Currie shows us that a world did indeed come to an end, and indeed it was forty years (exactly one
genea
, or generation) after Jesus had made His prediction. For in 70 A.D., Jerusalem was destroyed, and with it the Temple, which had been God’s dwelling on earth. An end did come; it just wasn’t
the
end that so many Fundamentalists project onto the biblical writers.
The New Testament writers and their first-century Christian readers were not Fundamentalists, and neither were the Jews who lived in the centuries before Christ. Our ancient ancestors expected a world to end, and their expectation was fulfilled. They took Jesus at His word, and He kept His word.
The destruction that God brought down on the Temple was a fulfillment of prophecy, but it was also itself a prophecy. The Temple was a piece of sacramental architecture that embodied the world as a microcosm. The destruction of the Temple was a prophetic event that pointed to the cosmic Temple’s destruction at the end of history. And the judgment of Jerusalem is an object lesson for all other worlds until then.
Currie makes these difficult matters abundantly clear. His treatment is ambitious in that he always strives for a complete picture. He tries to present every text and consider every interpretation. Yet the book is, at the same time, modest to an almost miraculous degree. Although Currie has pondered the various interpretations as deeply as anyone has—and although he obviously has his favorites—he never puts forth his readings as the only interpretive possibilities. He recognizes that the Church permits plenty of liberty in this area. Put another way: Currie is dogmatic in the best sense. He respects the authority of defined dogma, but he never claims dogmatic status for mere interpretive opinions.

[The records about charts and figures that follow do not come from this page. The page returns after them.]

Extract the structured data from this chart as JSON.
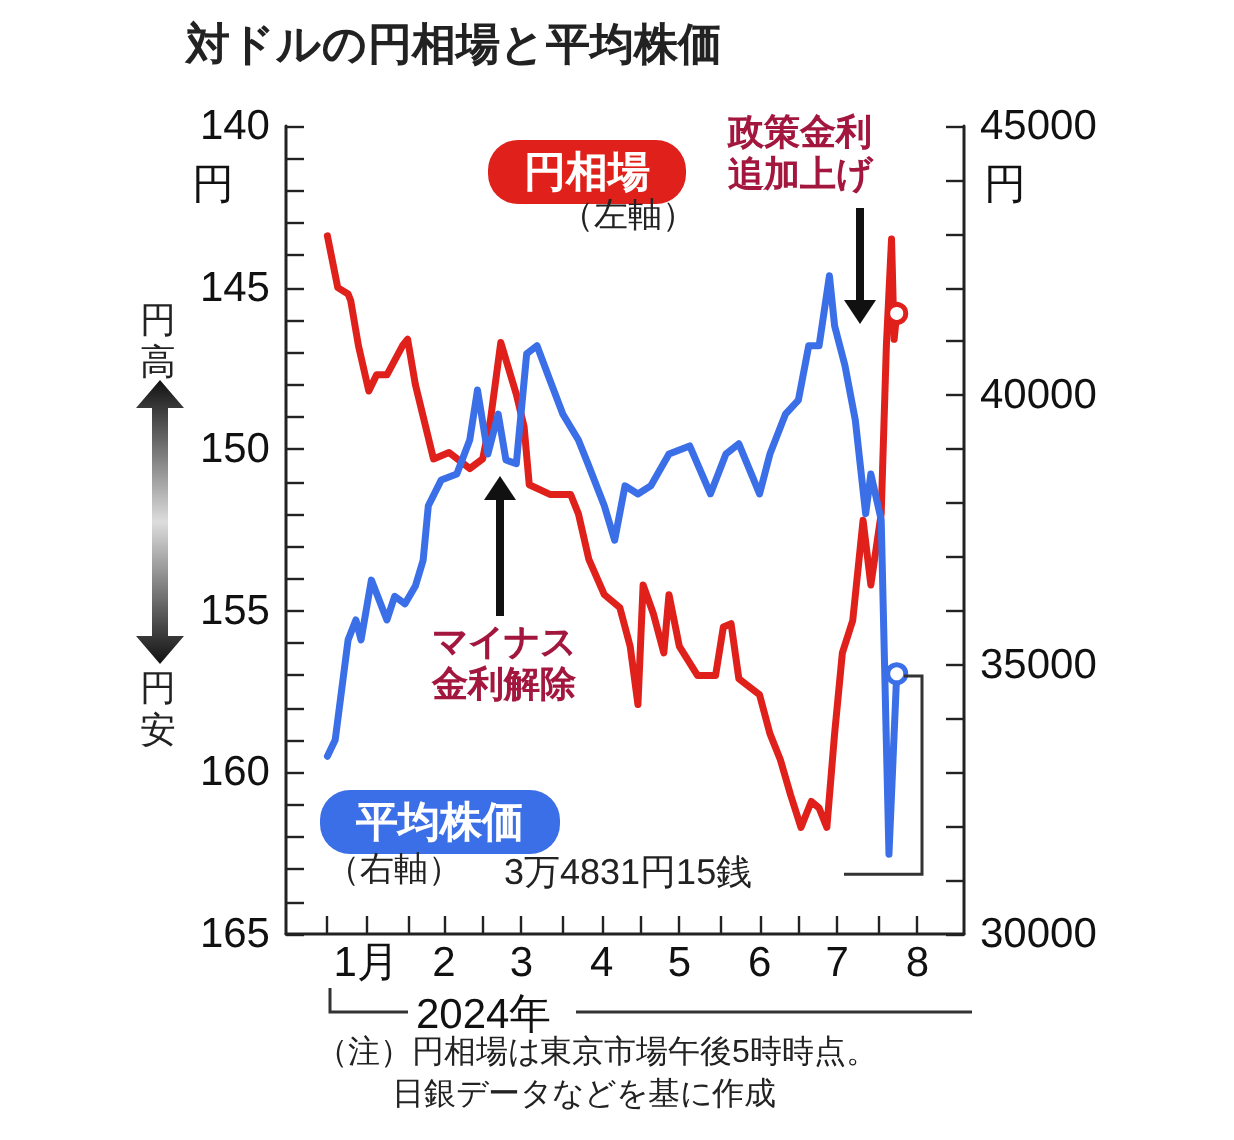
{
  "chart_data": {
    "type": "line",
    "title": "対ドルの円相場と平均株価",
    "xlabel": "2024年",
    "ylabel": "円",
    "y2label": "円",
    "legend": false,
    "grid": false,
    "xlim": [
      "2023-12-16",
      "2024-09-03"
    ],
    "xticks": [
      {
        "value": "2024-01-01",
        "label": null
      },
      {
        "value": "2024-02-01",
        "label": null
      },
      {
        "value": "2024-03-01",
        "label": null
      },
      {
        "value": "2024-04-01",
        "label": null
      },
      {
        "value": "2024-05-01",
        "label": null
      },
      {
        "value": "2024-06-01",
        "label": null
      },
      {
        "value": "2024-07-01",
        "label": null
      },
      {
        "value": "2024-08-01",
        "label": null
      },
      {
        "value": "2024-01-16",
        "label": "1月"
      },
      {
        "value": "2024-02-15",
        "label": "2"
      },
      {
        "value": "2024-03-16",
        "label": "3"
      },
      {
        "value": "2024-04-16",
        "label": "4"
      },
      {
        "value": "2024-05-16",
        "label": "5"
      },
      {
        "value": "2024-06-16",
        "label": "6"
      },
      {
        "value": "2024-07-16",
        "label": "7"
      },
      {
        "value": "2024-08-16",
        "label": "8"
      }
    ],
    "ylim": [
      165,
      140
    ],
    "yticks": [
      140,
      {
        "value": 141,
        "label": null
      },
      {
        "value": 142,
        "label": null
      },
      {
        "value": 143,
        "label": null
      },
      {
        "value": 144,
        "label": null
      },
      145,
      {
        "value": 146,
        "label": null
      },
      {
        "value": 147,
        "label": null
      },
      {
        "value": 148,
        "label": null
      },
      {
        "value": 149,
        "label": null
      },
      150,
      {
        "value": 151,
        "label": null
      },
      {
        "value": 152,
        "label": null
      },
      {
        "value": 153,
        "label": null
      },
      {
        "value": 154,
        "label": null
      },
      155,
      {
        "value": 156,
        "label": null
      },
      {
        "value": 157,
        "label": null
      },
      {
        "value": 158,
        "label": null
      },
      {
        "value": 159,
        "label": null
      },
      160,
      {
        "value": 161,
        "label": null
      },
      {
        "value": 162,
        "label": null
      },
      {
        "value": 163,
        "label": null
      },
      {
        "value": 164,
        "label": null
      },
      165
    ],
    "y2lim": [
      30000,
      45000
    ],
    "y2ticks": [
      30000,
      {
        "value": 31000,
        "label": null
      },
      {
        "value": 32000,
        "label": null
      },
      {
        "value": 33000,
        "label": null
      },
      {
        "value": 34000,
        "label": null
      },
      35000,
      {
        "value": 36000,
        "label": null
      },
      {
        "value": 37000,
        "label": null
      },
      {
        "value": 38000,
        "label": null
      },
      {
        "value": 39000,
        "label": null
      },
      40000,
      {
        "value": 41000,
        "label": null
      },
      {
        "value": 42000,
        "label": null
      },
      {
        "value": 43000,
        "label": null
      },
      {
        "value": 44000,
        "label": null
      },
      45000
    ],
    "series": [
      {
        "name": "円相場",
        "color": "#e0201b",
        "x": [
          "2024-01-01",
          "2024-01-05",
          "2024-01-09",
          "2024-01-10",
          "2024-01-13",
          "2024-01-17",
          "2024-01-20",
          "2024-01-24",
          "2024-01-30",
          "2024-02-01",
          "2024-02-04",
          "2024-02-11",
          "2024-02-17",
          "2024-02-25",
          "2024-03-01",
          "2024-03-04",
          "2024-03-08",
          "2024-03-14",
          "2024-03-17",
          "2024-03-19",
          "2024-03-27",
          "2024-04-04",
          "2024-04-07",
          "2024-04-11",
          "2024-04-17",
          "2024-04-23",
          "2024-04-27",
          "2024-04-30",
          "2024-05-02",
          "2024-05-06",
          "2024-05-10",
          "2024-05-12",
          "2024-05-16",
          "2024-05-23",
          "2024-05-30",
          "2024-06-02",
          "2024-06-05",
          "2024-06-08",
          "2024-06-16",
          "2024-06-20",
          "2024-06-24",
          "2024-06-28",
          "2024-07-02",
          "2024-07-06",
          "2024-07-09",
          "2024-07-12",
          "2024-07-15",
          "2024-07-18",
          "2024-07-22",
          "2024-07-26",
          "2024-07-29",
          "2024-08-02",
          "2024-08-04",
          "2024-08-06",
          "2024-08-07",
          "2024-08-08"
        ],
        "values": [
          143.4,
          145.0,
          145.2,
          145.4,
          146.8,
          148.2,
          147.7,
          147.7,
          146.8,
          146.6,
          148.0,
          150.3,
          150.1,
          150.6,
          150.3,
          149.1,
          146.7,
          148.3,
          149.3,
          151.1,
          151.4,
          151.4,
          152.0,
          153.4,
          154.5,
          154.9,
          156.1,
          157.9,
          154.2,
          155.1,
          156.3,
          154.5,
          156.1,
          157.0,
          157.0,
          155.5,
          155.4,
          157.1,
          157.6,
          158.8,
          159.6,
          160.7,
          161.7,
          160.9,
          161.1,
          161.7,
          158.8,
          156.3,
          155.3,
          152.2,
          154.2,
          152.0,
          146.8,
          143.5,
          146.6,
          145.8
        ]
      },
      {
        "name": "平均株価",
        "color": "#3b6fe8",
        "axis": "y2",
        "x": [
          "2024-01-01",
          "2024-01-04",
          "2024-01-09",
          "2024-01-12",
          "2024-01-14",
          "2024-01-18",
          "2024-01-24",
          "2024-01-27",
          "2024-01-31",
          "2024-02-04",
          "2024-02-07",
          "2024-02-09",
          "2024-02-14",
          "2024-02-20",
          "2024-02-25",
          "2024-02-28",
          "2024-03-03",
          "2024-03-07",
          "2024-03-10",
          "2024-03-14",
          "2024-03-18",
          "2024-03-22",
          "2024-03-27",
          "2024-04-01",
          "2024-04-07",
          "2024-04-11",
          "2024-04-17",
          "2024-04-21",
          "2024-04-25",
          "2024-04-30",
          "2024-05-05",
          "2024-05-12",
          "2024-05-20",
          "2024-05-28",
          "2024-06-03",
          "2024-06-08",
          "2024-06-16",
          "2024-06-20",
          "2024-06-26",
          "2024-07-01",
          "2024-07-05",
          "2024-07-09",
          "2024-07-13",
          "2024-07-15",
          "2024-07-19",
          "2024-07-23",
          "2024-07-27",
          "2024-07-29",
          "2024-08-02",
          "2024-08-05",
          "2024-08-08"
        ],
        "values": [
          33300,
          33600,
          35460,
          35830,
          35460,
          36570,
          35830,
          36270,
          36130,
          36460,
          36940,
          37950,
          38430,
          38540,
          39170,
          40100,
          38910,
          39650,
          38800,
          38730,
          40770,
          40920,
          40280,
          39650,
          39170,
          38690,
          37950,
          37310,
          38320,
          38170,
          38320,
          38910,
          39060,
          38170,
          38910,
          39100,
          38170,
          38910,
          39650,
          39910,
          40920,
          40920,
          42220,
          41290,
          40550,
          39540,
          37800,
          38540,
          37690,
          31480,
          34831
        ]
      }
    ],
    "annotations": [
      "（左軸）",
      "（右軸）",
      "マイナス金利解除",
      "政策金利追加上げ",
      "3万4831円15銭",
      "円高",
      "円安",
      "（注）円相場は東京市場午後5時時点。",
      "日銀データなどを基に作成"
    ]
  }
}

It is the same combination of holy ambition and intelligent modesty that gives this book its air of calm. I must say that this quality is unusual in books that discuss apocalyptic texts, which tend themselves to be fevered and passionate. But such calm is especially unusual in these troubled times, when the daily news serves only to feed apocalyptic hysteria.
Currie keeps a steady, charitable, clear voice through it all. There is nothing defensive about this book. Currie is not out to pick a fight or accept a dare; he’s out to speak the truth. Nor does he hold Fundamentalists in contempt, for he once counted himself among their number. Instead, like St. Paul, he affirms “whatever is true, whatever is honorable, whatever is just, whatever is pure, whatever is lovely, whatever is gracious” (Phil. 4:8) in his opponents, even as he shows them where they go astray.
We can all learn much from David Currie, not only from what he says, which is wise, but from how he says it, which is Catholic and Christian.